# Solution to 538 Riddler, 2020-01-03

This notebook contains the solution to "Spelling Bee"

See https://fivethirtyeight.com/features/can-you-solve-the-vexing-vexillology/

In [1]:
# Read the word list
word_list = open('../538_word_list.txt', 'r').read().split('\n')
print(len(word_list))
word_list[:10]

172820


['aa',
 'aah',
 'aahed',
 'aahing',
 'aahs',
 'aal',
 'aalii',
 'aaliis',
 'aals',
 'aardvark']

We are not interested in any words with a length of < 4 (zero score) and > 7 distinct characters (can't be generated by the lattice), so let's drop all those:

In [2]:
word_list = [x for x in word_list if len(x) >= 4 and len(list(set(x))) <= 7]
len(word_list)

98141

Now generate a dictionary with a score for each word.

Score is calculated as 1, if length = 4; length, if length > 4; add a bonus of 7 if seven distinct characters are used.

This will allow us constant-time score lookups, which will speed up further processing.

In [3]:
def get_score(word):
    if len(word) < 4:
        return(0)
    if len(word) == 4:
        return(1)
    else:
        bonus = 7 if len(list(set(word))) == 7 else 0
        return(len(word) + bonus)
    
word_score_dict = {x: get_score(x) for x in word_list}

Now, each word is generated by a set of letters from the honeycomb lattice. Letters from the honeycomb lattice may be repeated in order to generate a word, so let's create a "minimal set" of letters for each word - take all the letters of the word, remove duplicates, and sort them alphabetically. Multiple different words may have the same minimal set of letters. If we add up the scores of all the words with a specific minimal set of letters, we can go easily from a set of letters to a total score without having to search through the entire word list. Let's do that, and generate a dictionary:

In [4]:
minimal_set_dict = {}

for word in word_score_dict.keys():
    minimal_letters = ''.join(sorted(list(set(word))))
    if minimal_letters not in minimal_set_dict.keys():
        minimal_set_dict[minimal_letters] = get_score(word)
    else:
        minimal_set_dict[minimal_letters] = minimal_set_dict[minimal_letters] + get_score(word)
            

Let's generate a set of candidate honeycomb lattices. Each lattice must have a pangram, so the set of candidate lattices is the same as the set of pangram words. Many pangram words can be potentially be generated from the same lattice, so we again remove duplicate letters and sort alphabetically

In [5]:
candidate_lattices = list(set([''.join(sorted(list(set(x)))) for x in word_score_dict.keys() if len(list(set(x))) == 7]))

len(candidate_lattices)

15599

In [6]:
candidate_lattices[:10]

['eorstuw',
 'cenostu',
 'bdelrsu',
 'deilosz',
 'adeiqru',
 'befirst',
 'abceilt',
 'eimnprt',
 'bikmnos',
 'deilnvy']

Each candidate lattice is actually seven lattices: one with each letter at center. To calculate the total score of a particular lattice, we generate all possible mimimal sets of letters and score them. There has to be between one and six letters (plus the center letter) in a minimal set, and order doesn't matter, so the possible number of miminal sets is ${6 \choose 1} + {6 \choose 2} + ... + {6 \choose 6} = 2^6 - 1 = 63$. This isn't a large number, and we just need to do so many dictionary lookups to get the total score of a lattice.

In [7]:
from itertools import chain, combinations

def powerset(iterable):
    s = list(iterable)
    return chain.from_iterable(combinations(s, r) for r in range(1, len(s)+1))

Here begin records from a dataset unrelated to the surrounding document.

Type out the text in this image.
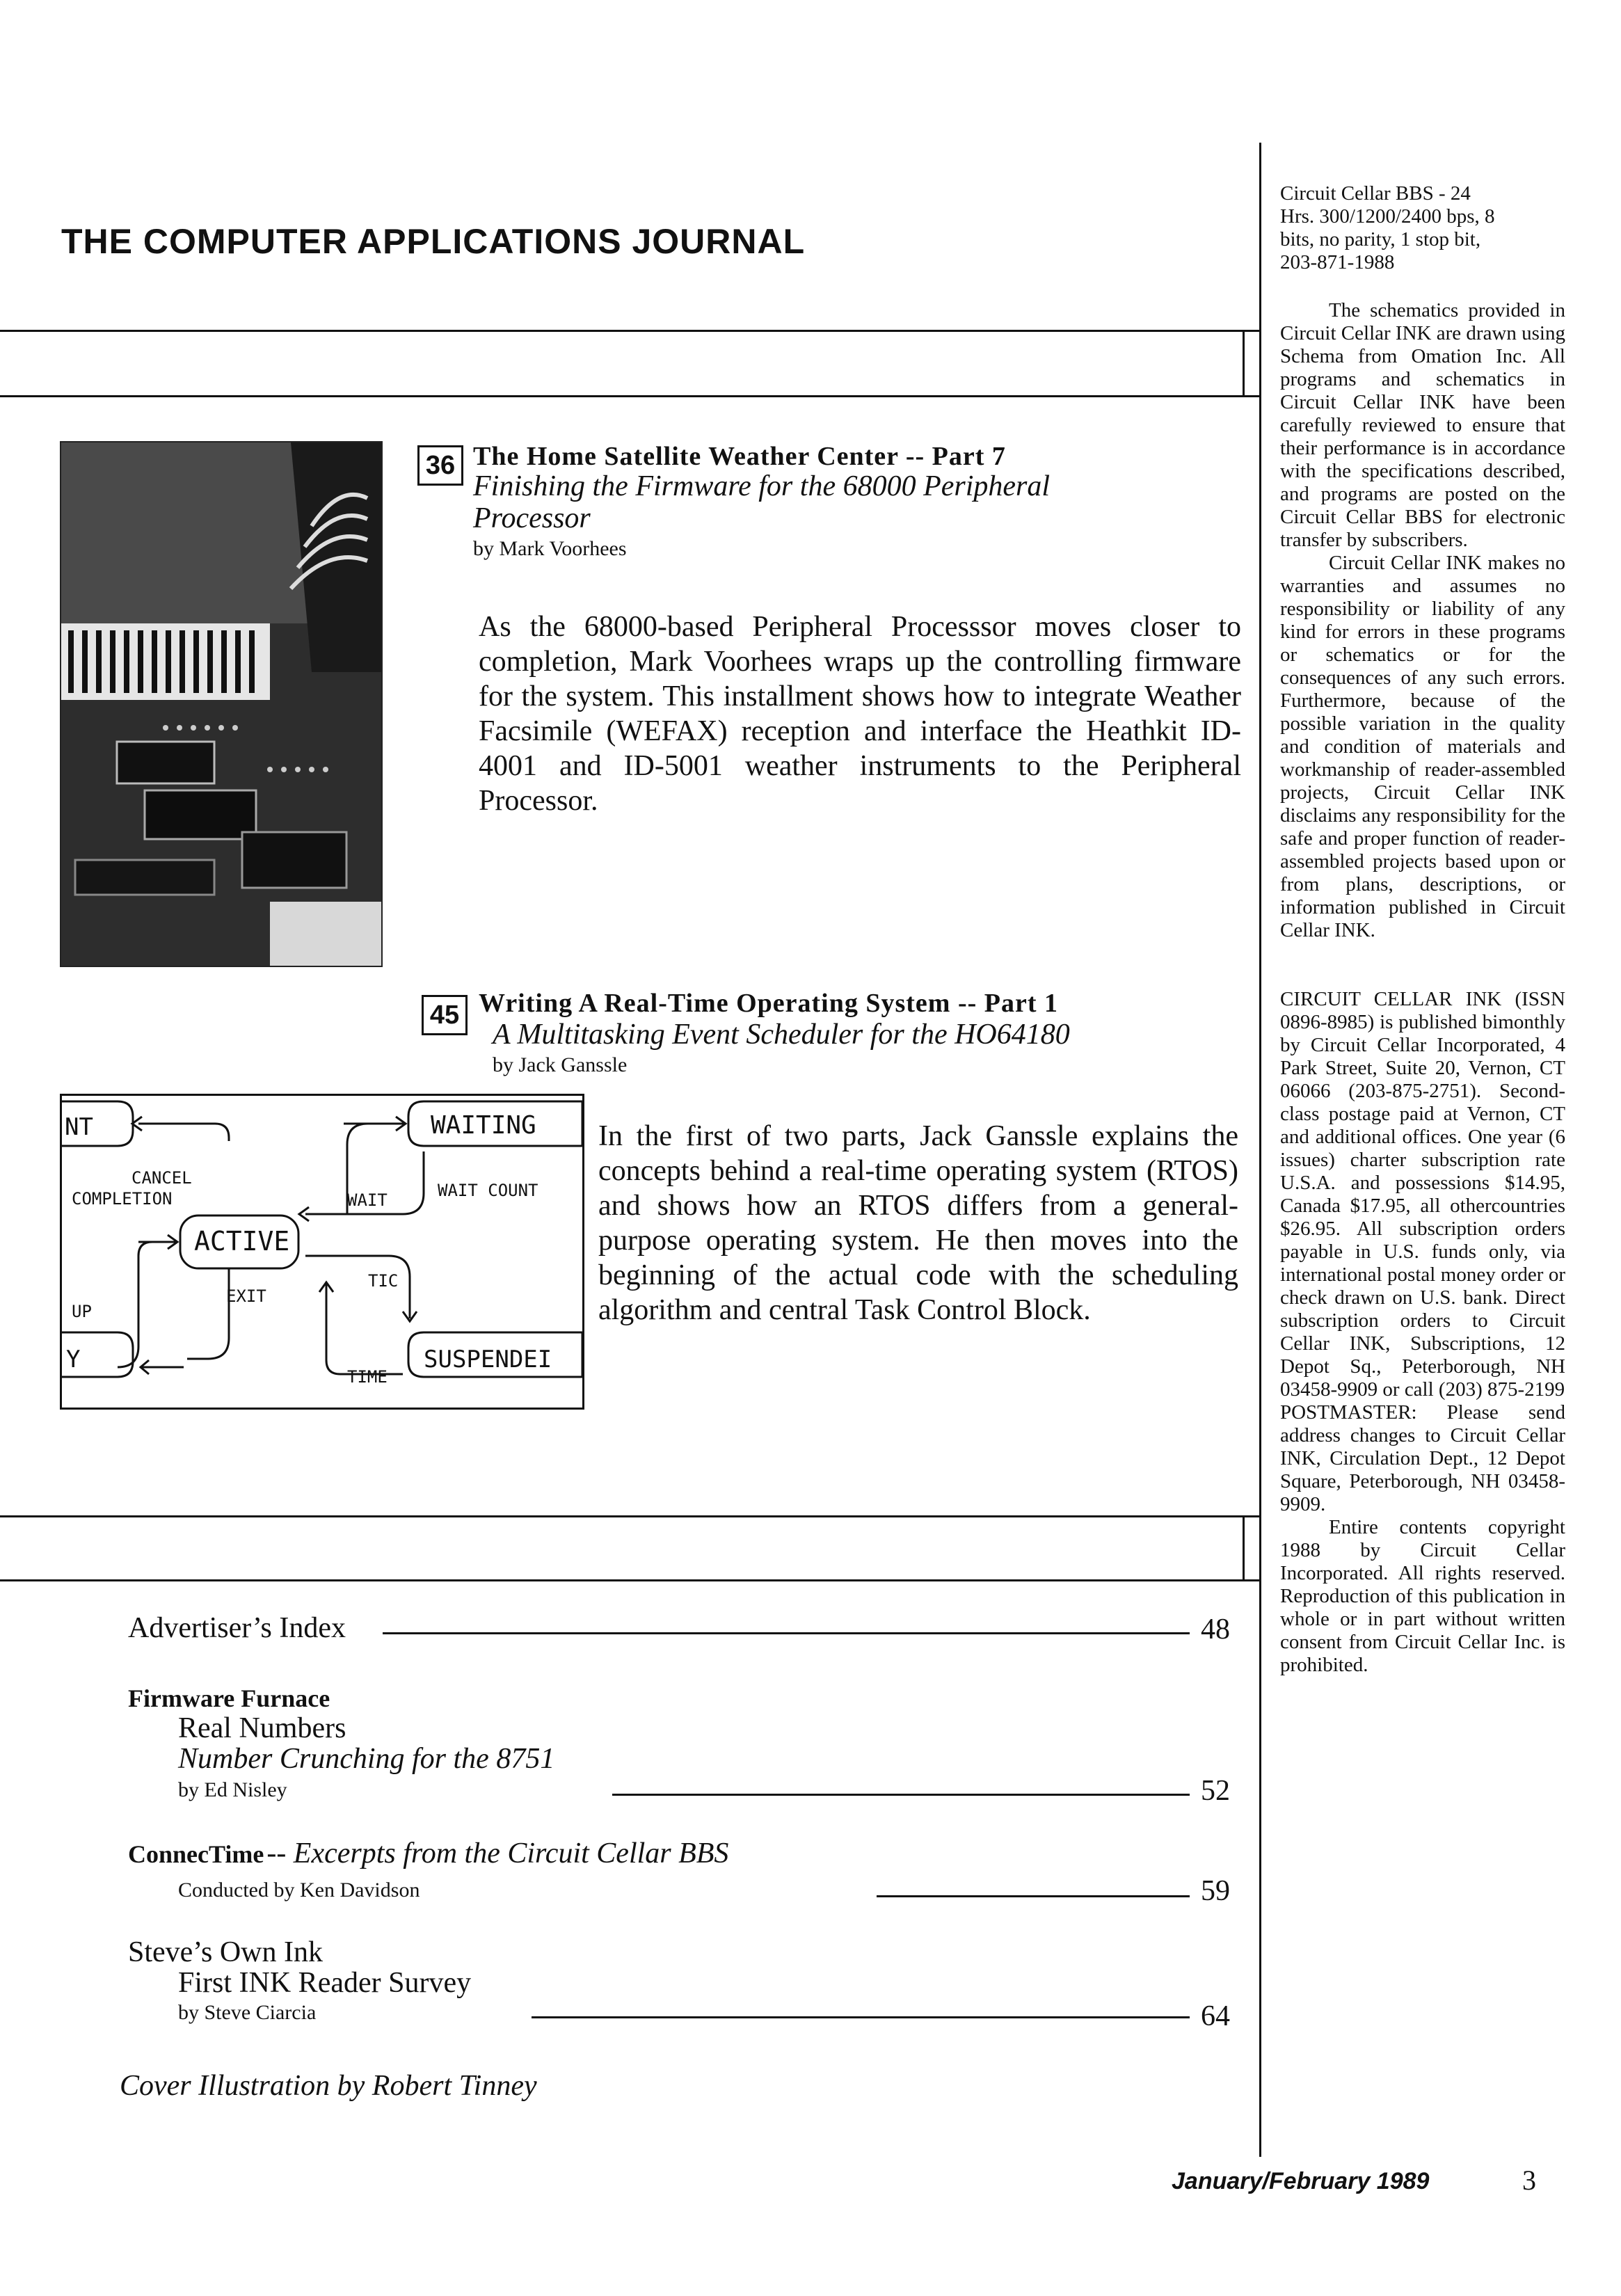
THE COMPUTER APPLICATIONS JOURNAL

Circuit Cellar BBS - 24

Hrs. 300/1200/2400 bps, 8

bits, no parity, 1 stop bit,

203-871-1988

The schematics provided in Circuit Cellar INK are drawn using Schema from Omation Inc. All programs and schematics in Circuit Cellar INK have been carefully reviewed to ensure that their performance is in accordance with the specifications described, and programs are posted on the Circuit Cellar BBS for electronic transfer by subscribers.

Circuit Cellar INK makes no warranties and assumes no responsibility or liability of any kind for errors in these programs or schematics or for the consequences of any such errors. Furthermore, because of the possible variation in the quality and condition of materials and workmanship of reader-assembled projects, Circuit Cellar INK disclaims any responsibility for the safe and proper function of reader-assembled projects based upon or from plans, descriptions, or information published in Circuit Cellar INK.

CIRCUIT CELLAR INK (ISSN 0896-8985) is published bimonthly by Circuit Cellar Incorporated, 4 Park Street, Suite 20, Vernon, CT 06066 (203-875-2751). Second-class postage paid at Vernon, CT and additional offices. One year (6 issues) charter subscription rate U.S.A. and possessions $14.95, Canada $17.95, all othercountries $26.95. All subscription orders payable in U.S. funds only, via international postal money order or check drawn on U.S. bank. Direct subscription orders to Circuit Cellar INK, Subscriptions, 12 Depot Sq., Peterborough, NH 03458-9909 or call (203) 875-2199

POSTMASTER: Please send address changes to Circuit Cellar INK, Circulation Dept., 12 Depot Square, Peterborough, NH 03458-9909.

Entire contents copyright 1988 by Circuit Cellar Incorporated. All rights reserved. Reproduction of this publication in whole or in part without written consent from Circuit Cellar Inc. is prohibited.

36 The Home Satellite Weather Center -- Part 7
Finishing the Firmware for the 68000 Peripheral Processor
by Mark Voorhees
As the 68000-based Peripheral Processsor moves closer to completion, Mark Voorhees wraps up the controlling firmware for the system. This installment shows how to integrate Weather Facsimile (WEFAX) reception and interface the Heathkit ID-4001 and ID-5001 weather instruments to the Peripheral Processor.
45 Writing A Real-Time Operating System -- Part 1
A Multitasking Event Scheduler for the HO64180
by Jack Ganssle
In the first of two parts, Jack Ganssle explains the concepts behind a real-time operating system (RTOS) and shows how an RTOS differs from a general-purpose operating system. He then moves into the beginning of the actual code with the scheduling algorithm and central Task Control Block.
NT
CANCEL
COMPLETION	WAIT
WAITING
WAIT COUNT
ACTIVE
TIC
EXIT
UP
Y
TIME
SUSPENDEI
Advertiser’s Index	48
Firmware Furnace
Real Numbers
Number Crunching for the 8751
by Ed Nisley	52
ConnecTime -- Excerpts from the Circuit Cellar BBS
Conducted by Ken Davidson	59
Steve’s Own Ink
First INK Reader Survey
by Steve Ciarcia	64
Cover Illustration by Robert Tinney
January/February 1989	3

def score_lattice(lattice_letters):
    # assume the first letter is the center
    score = 0
    for element in powerset(list(lattice_letters[1:])):
        cur_word = ''.join(sorted([lattice_letters[0]] + list(element)))
        score = score + minimal_set_dict.get(cur_word, 0)
    return score
    

Now let's score all lattices:

In [8]:
def next_lattice_gen():
    for lattice in candidate_lattices:
        for i in range(7):
            yield lattice[i] + lattice.replace(lattice[i], '')
            
lattice_list = next_lattice_gen()

In [9]:
res = [[''.join(x), score_lattice(x)] for x in lattice_list]
# This takes < 10 seconds on my laptop; its really quick

In [10]:
res[:10]

[['eorstuw', 2354],
 ['oerstuw', 1672],
 ['reostuw', 2402],
 ['seortuw', 2454],
 ['teorsuw', 2328],
 ['ueorstw', 1213],
 ['weorstu', 564],
 ['cenostu', 1175],
 ['ecnostu', 1760],
 ['nceostu', 1517]]

In [11]:
from operator import itemgetter

Highest-scoring lattice without 's': (Remember, first letter is the center)

In [12]:
sorted([x for x in res if 's' not in x[0]], key = itemgetter(1), reverse = True)[0]

['raegint', 3898]

Highest-scoring lattice (overall):

In [13]:
sorted(res, key = itemgetter(1), reverse = True)[0]

['eainrst', 8681]

Lowest-scoring lattice overall:

In [14]:
sorted(res, key = itemgetter(1))[0]

['xcinopr', 14]